← All recipes
🍽️ Crispy Asparagus and Ham Toast with Cheese Crust
284 kcal · 30 min · 4 servings
Cook this free in the MyFoody app →
Ingredients
- 1 kg white asparagus
- salt
- 8 slices whole wheat toast
- 6 sprigs basil
- 3 eggs
- 1 tsp honey
- 80 g turkey ham (thin slices; 8 slices)

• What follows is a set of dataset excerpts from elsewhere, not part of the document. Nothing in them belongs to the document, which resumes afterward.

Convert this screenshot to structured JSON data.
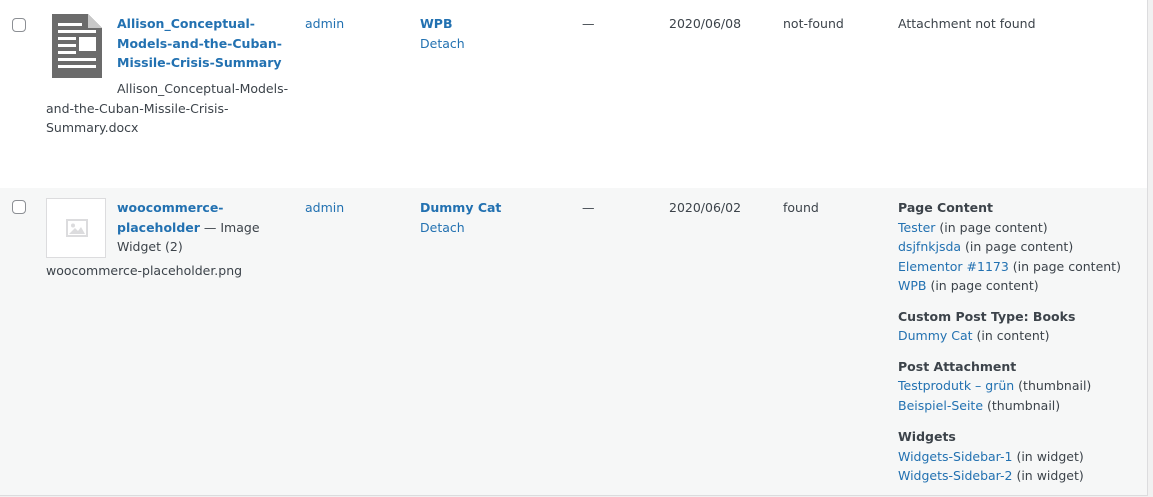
{
  "rows": [
    {
      "title_lines": [
        "Allison_Conceptual-",
        "Models-and-the-Cuban-",
        "Missile-Crisis-Summary"
      ],
      "filename_lines": [
        "Allison_Conceptual-Models-",
        "and-the-Cuban-Missile-Crisis-",
        "Summary.docx"
      ],
      "author": "admin",
      "uploaded_to": "WPB",
      "detach": "Detach",
      "comments": "—",
      "date": "2020/06/08",
      "status": "not-found",
      "usage_text": "Attachment not found",
      "thumbnail_icon": "document-icon"
    },
    {
      "title_lines": [
        "woocommerce-",
        "placeholder"
      ],
      "title_suffix_line2": " — Image",
      "title_suffix_line3": "Widget (2)",
      "filename_lines": [
        "woocommerce-placeholder.png"
      ],
      "author": "admin",
      "uploaded_to": "Dummy Cat",
      "detach": "Detach",
      "comments": "—",
      "date": "2020/06/02",
      "status": "found",
      "thumbnail_icon": "image-placeholder-icon",
      "usage_sections": [
        {
          "heading": "Page Content",
          "items": [
            {
              "link": "Tester",
              "note": " (in page content)"
            },
            {
              "link": "dsjfnkjsda",
              "note": " (in page content)"
            },
            {
              "link": "Elementor #1173",
              "note": " (in page content)"
            },
            {
              "link": "WPB",
              "note": " (in page content)"
            }
          ]
        },
        {
          "heading": "Custom Post Type: Books",
          "items": [
            {
              "link": "Dummy Cat",
              "note": " (in content)"
            }
          ]
        },
        {
          "heading": "Post Attachment",
          "items": [
            {
              "link": "Testprodutk – grün",
              "note": " (thumbnail)"
            },
            {
              "link": "Beispiel-Seite",
              "note": " (thumbnail)"
            }
          ]
        },
        {
          "heading": "Widgets",
          "items": [
            {
              "link": "Widgets-Sidebar-1",
              "note": " (in widget)"
            },
            {
              "link": "Widgets-Sidebar-2",
              "note": " (in widget)"
            }
          ]
        }
      ]
    }
  ],
  "colors": {
    "link": "#2271b1",
    "text": "#3c434a",
    "alt_row": "#f6f7f7"
  }
}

- 20 g grated Parmesan (1 tbsp)
- pepper (from the mill)
Instructions
- 1. Thoroughly wash the asparagus stalks under running water.
- 2. Let the asparagus drain well in a colander.
- 3. Trim off the woody ends of the stalks generously.
- 4. Peel the remaining stalks completely with a vegetable peeler.
- 5. Cut each asparagus stalk in half crosswise.
- 6. Add 300 milliliters of water and salt to a large pot.
- 7. Bring the salted water to a boil.
- 8. Add the prepared asparagus to the boiling water.
- 9. Let the asparagus come to a boil again briefly.
- 10. Reduce the heat to medium and cover the pot.
- 11. Cook the asparagus for about 10 minutes.
- 12. Lift the asparagus stalks out of the pot with a slotted spoon.
- 13. Let the asparagus drain on a plate.
- 14. Let the asparagus cool down briefly.
- 15. Place the pot with the asparagus cooking liquid back on the stove.
- 16. Reduce the broth by boiling it uncovered for about 8 minutes on high heat.
- 17. Toast the bread slices in a toaster or toaster oven.
- 18. Wash the fresh basil leaves under cold water.
- 19. Shake the leaves dry.
- 20. Carefully pluck the basil leaves from the stems.
- 21. Separate the eggs by storing the egg whites and yolks separately.
- 22. Place the egg whites in a clean mixing bowl.
- 23. Whip the egg whites stiff using the beaters of a hand mixer.
- 24. Remove the pot with the reduced asparagus broth from the heat.
- 25. Place the egg yolk in a separate bowl.
- 26. Add a spoonful of honey to the egg yolk bowl.
- 27. Add two tablespoons of the reduced asparagus broth to the egg yolk mixture.
- 28. Whisk the egg yolk mixture until frothy using the hand mixer.
- 29. Line a baking tray with baking paper.
- 30. Distribute the toast slices evenly on the tray.
- 31. Top each toast slice with turkey breast ham.
- 32. Distribute half of the basil leaves over the toasts.
- 33. Place the asparagus stalks on the topped toast slices.
- 34. Gently fold the egg whites into the egg yolk cream using a whisk.
- 35. Distribute the egg mixture evenly over the toasts.
- 36. Sprinkle grated Parmesan cheese over the toasts.
- 37. Preheat the oven to 225 degrees Celsius (convection 200 degrees, gas level 3 to 4).
- 38. Place the tray on the middle rack in the oven.
- 39. Bake the toasts for about 7 minutes until golden brown.
- 40. Season the finished toasts with freshly ground pepper.
- 41. Garnish the toasts with the remaining basil leaves.
- 42. Serve the toasts immediately while warm.